Ich benutze seit einigen Jahren den Cordless Optical TrackMan. Ich finde den genial denn ich kann auch mal richtig in den Sessel "hängen" und gemütlich weiterbasteln. der Akku hält ewig, kann mich nicht mehr dran erinnern wann ich das letzte mal die Akkus getauscht habe. 
Allerdings braucht es eine gewisse Zeit bis man sich daran gewönt hat. Ich würde den Fingertrackball nicht mehr hergeben.


----------



## Pazu (5. Februar 2006)

Ich hab mir mittlerweile ne G5 gekauft. Hammer Teil und so bequem! Trotzdem danke für eure Antworten!


----------



## oscarr (5. Februar 2006)

Maus?
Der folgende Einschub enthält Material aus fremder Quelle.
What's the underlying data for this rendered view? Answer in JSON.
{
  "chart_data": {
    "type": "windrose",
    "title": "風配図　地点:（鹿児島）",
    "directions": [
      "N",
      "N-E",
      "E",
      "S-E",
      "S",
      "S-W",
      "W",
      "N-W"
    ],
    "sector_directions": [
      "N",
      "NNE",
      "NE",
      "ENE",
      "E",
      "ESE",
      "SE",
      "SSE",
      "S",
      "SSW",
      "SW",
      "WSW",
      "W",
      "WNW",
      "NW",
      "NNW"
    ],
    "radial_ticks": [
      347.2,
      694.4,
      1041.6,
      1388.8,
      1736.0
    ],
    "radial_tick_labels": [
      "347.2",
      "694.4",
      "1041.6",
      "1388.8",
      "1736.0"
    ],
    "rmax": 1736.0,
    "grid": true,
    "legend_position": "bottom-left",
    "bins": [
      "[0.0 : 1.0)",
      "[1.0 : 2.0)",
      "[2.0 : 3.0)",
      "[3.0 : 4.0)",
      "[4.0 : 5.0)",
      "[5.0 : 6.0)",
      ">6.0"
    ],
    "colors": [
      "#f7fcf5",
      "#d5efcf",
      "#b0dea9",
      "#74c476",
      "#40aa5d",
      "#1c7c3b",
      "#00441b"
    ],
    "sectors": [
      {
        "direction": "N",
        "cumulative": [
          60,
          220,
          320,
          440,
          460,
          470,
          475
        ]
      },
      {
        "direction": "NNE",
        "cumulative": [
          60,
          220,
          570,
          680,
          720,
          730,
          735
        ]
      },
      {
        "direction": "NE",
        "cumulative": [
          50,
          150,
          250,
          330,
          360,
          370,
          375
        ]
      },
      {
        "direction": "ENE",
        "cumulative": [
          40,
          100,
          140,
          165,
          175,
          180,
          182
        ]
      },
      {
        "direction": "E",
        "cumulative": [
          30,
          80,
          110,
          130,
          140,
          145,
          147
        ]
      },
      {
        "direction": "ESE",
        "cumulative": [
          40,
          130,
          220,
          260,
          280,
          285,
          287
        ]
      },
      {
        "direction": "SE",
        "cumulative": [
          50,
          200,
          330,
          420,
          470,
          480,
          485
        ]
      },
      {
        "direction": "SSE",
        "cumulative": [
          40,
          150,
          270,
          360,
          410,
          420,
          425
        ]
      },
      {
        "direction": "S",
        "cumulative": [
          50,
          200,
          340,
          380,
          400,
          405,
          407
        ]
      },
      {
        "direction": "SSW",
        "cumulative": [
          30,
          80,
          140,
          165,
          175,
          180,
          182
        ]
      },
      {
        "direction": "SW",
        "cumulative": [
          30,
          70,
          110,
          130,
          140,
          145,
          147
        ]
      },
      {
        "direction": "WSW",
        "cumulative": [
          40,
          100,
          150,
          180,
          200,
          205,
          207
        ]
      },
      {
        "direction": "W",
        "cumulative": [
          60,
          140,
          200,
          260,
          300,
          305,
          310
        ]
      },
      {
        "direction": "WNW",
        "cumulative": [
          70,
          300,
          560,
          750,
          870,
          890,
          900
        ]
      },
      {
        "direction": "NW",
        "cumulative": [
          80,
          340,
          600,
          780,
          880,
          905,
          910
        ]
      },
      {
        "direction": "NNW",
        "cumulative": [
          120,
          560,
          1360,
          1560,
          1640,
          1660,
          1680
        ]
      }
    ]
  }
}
Wofür soll die gut sein wenn man ein schickes Intuos3 aufn Tisch hat?


----------



## Pazu (5. Februar 2006)

Stimmt, ich zock auch gern Ego-Shooter mit dem Stylus. xD

Jetzt mal im Ernst: eine bequeme Maus braucht man nicht nur für Photoshop


----------



## der_Jan (5. Februar 2006)

Joint Operations geht auch mitm Intuos2. Is blos ein bisschen umständlich wegen linke Maustaste usw. Aber es geht, teileweise isses sogar präziser.


----------